Another interesting attempt to cut free from tradition was in moral philosophy, what Alasdair MacIntyre called the Enlightenment project in his book After Virtue. MacIntyre reviews the moral philosophies of Hume, Diderot, and Kant, charging that each, in their attempt to produce an ethical system from first principles all-too-coincidentally managed to reproduce the norms endemic to their native cultures. MacIntyre argues that this Enlightenment project had to fail because morality depends not only on human nature but on a tradition’s teleological conception of what a human person is to be. Traditions have narratives that define a person’s development in that tradition. These narratives are so engrained that, like Hume, Diderot, and Kant, we might be led to think they would be the natural outcome of any free-thinking, enlightened person. But on closer inspection we find that our moral reasoning depends somewhere either on arbitrary preferences or a traditional narrative.

There have been similar impulses to liberate religious ideas from particular traditions and from scripture. In the sixteenth century this took the form of a rationalistic natural religion, as in deism. In the eighteenth century this took a more experiential, emotional turn in liberal Christianity, notably in the theology of Friedrich Schleiermacher. These movements had multiple counter-reactions but one of special interest to me is the tradition-embracing postliberal theology of George Lindbeck in his book The Nature of Doctrine. I was introduced to postliberal theology by one of Lindbeck’s students, Phillip Cary. Postliberal theology grants the postmodern critique of modern philosophy, that knowledge and meaning are not possible independent of some kind of tradition. So postliberal theology enthusiastically embraces dependence on Christian tradition and the Bible.

I find indirect methods interesting in all these areas – science, ethics, and religion – but most especially in religion. Maybe that’s because I see religion as most ultimate and extensive in its scope and concerns. Going back to the initial problem of direct versus indirect access it is quite apparent that the big religious questions elude direct access. Mysticism may be a form of direct, personal access but it also seems to be ineffable, so we can’t say too much about it. Communicable religious ideas and practices seem to acknowledge and embrace the hiddenness and mystery. The Hebrew Bible notably forbids images of God. The Bible frequently speaks in myth and parable. Its many rituals seem to indicate that the language of God is the language of symbolism and that if we are to approach God it is to be on these terms.
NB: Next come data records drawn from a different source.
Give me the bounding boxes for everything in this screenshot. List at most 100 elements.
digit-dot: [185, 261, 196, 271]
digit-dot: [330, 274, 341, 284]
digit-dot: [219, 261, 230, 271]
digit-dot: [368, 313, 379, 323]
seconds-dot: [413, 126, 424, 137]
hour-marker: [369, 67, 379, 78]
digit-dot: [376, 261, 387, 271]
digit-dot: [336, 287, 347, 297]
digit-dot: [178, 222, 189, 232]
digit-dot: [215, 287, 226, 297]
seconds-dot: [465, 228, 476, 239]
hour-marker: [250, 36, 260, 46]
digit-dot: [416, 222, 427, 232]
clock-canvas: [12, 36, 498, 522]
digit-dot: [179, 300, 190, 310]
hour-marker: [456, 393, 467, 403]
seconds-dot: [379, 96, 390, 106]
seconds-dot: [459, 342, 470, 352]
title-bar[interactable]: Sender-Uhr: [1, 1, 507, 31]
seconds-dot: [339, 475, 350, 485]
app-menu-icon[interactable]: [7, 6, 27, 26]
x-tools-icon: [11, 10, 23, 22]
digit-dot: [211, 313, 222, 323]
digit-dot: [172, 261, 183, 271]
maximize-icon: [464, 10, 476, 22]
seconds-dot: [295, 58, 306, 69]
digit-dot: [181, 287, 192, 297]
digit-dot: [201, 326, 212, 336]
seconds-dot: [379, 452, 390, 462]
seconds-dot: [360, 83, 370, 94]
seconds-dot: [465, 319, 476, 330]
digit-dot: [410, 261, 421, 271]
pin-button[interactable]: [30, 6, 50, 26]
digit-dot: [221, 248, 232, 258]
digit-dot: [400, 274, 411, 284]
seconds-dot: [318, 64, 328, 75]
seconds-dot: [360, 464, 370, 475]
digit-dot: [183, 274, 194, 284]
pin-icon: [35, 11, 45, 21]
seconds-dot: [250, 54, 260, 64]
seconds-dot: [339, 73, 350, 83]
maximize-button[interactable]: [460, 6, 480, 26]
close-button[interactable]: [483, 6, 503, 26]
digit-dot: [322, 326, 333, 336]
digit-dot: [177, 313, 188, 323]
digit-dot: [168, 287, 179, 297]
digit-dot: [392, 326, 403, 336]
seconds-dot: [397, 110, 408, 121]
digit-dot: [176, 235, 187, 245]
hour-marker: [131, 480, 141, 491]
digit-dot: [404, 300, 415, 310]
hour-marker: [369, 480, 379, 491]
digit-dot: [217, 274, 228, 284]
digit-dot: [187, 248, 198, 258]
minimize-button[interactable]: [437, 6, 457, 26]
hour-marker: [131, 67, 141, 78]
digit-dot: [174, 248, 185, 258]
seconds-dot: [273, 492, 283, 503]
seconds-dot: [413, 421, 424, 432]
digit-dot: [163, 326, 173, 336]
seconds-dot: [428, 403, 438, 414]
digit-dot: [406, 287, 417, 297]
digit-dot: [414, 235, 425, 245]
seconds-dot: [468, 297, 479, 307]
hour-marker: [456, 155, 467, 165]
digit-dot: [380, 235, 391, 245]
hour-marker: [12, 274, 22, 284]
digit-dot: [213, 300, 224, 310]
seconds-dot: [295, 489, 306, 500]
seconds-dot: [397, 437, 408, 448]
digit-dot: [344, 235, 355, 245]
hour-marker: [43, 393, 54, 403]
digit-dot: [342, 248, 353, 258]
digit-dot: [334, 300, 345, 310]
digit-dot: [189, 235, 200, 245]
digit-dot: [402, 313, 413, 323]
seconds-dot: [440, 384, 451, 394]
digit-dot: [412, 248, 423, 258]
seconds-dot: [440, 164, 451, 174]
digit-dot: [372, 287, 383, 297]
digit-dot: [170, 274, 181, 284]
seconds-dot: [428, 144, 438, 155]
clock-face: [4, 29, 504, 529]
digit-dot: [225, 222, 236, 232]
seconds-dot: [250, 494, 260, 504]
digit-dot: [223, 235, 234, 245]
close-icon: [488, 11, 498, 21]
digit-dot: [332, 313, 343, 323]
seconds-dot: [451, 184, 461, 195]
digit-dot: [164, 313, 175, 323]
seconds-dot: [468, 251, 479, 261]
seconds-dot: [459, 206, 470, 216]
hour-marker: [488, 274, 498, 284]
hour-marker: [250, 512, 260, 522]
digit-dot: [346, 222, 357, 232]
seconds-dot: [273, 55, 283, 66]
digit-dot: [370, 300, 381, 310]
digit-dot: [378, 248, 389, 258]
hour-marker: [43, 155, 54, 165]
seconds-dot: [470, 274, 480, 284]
Why should it be this way? In a sense it is not surprising if God is the ultimate of all things. If the more immediate and tangible matters of science require indirect approaches through scientific models how much more symbolic and parabolic will religious approaches to God need to be? Still it seems that God is to be accessible to everyone, not just through elite religious adepts. This may make symbolism and ritual all the more necessary. Most people don’t approach scientific theories in the most precise and rigorous form of highly mathematical expression but instead through simplified models that nevertheless convey much of the essential intuition of the theories. God may not be comprehensible directly but through indirect religious methods one may encounter God in other ways, as one encounters Christ in a piece of bread or cup of wine.

The perspective I want to promote is to see indirect methods not as stumbling blocks but as stepping stones, in all areas where they are applied, including in science but especially in religion. The parables, commandments, and rituals of Christian practice are not smokescreens that obscure the face of God, or worse an unreal delusion. Rather the parables, commandments, and rituals are the means of access; they are our way in. Baptism is a renewal of life. The eucharist is an encounter with and internalization of God. The cross is a sign of God’s self-giving love and saving act for all people.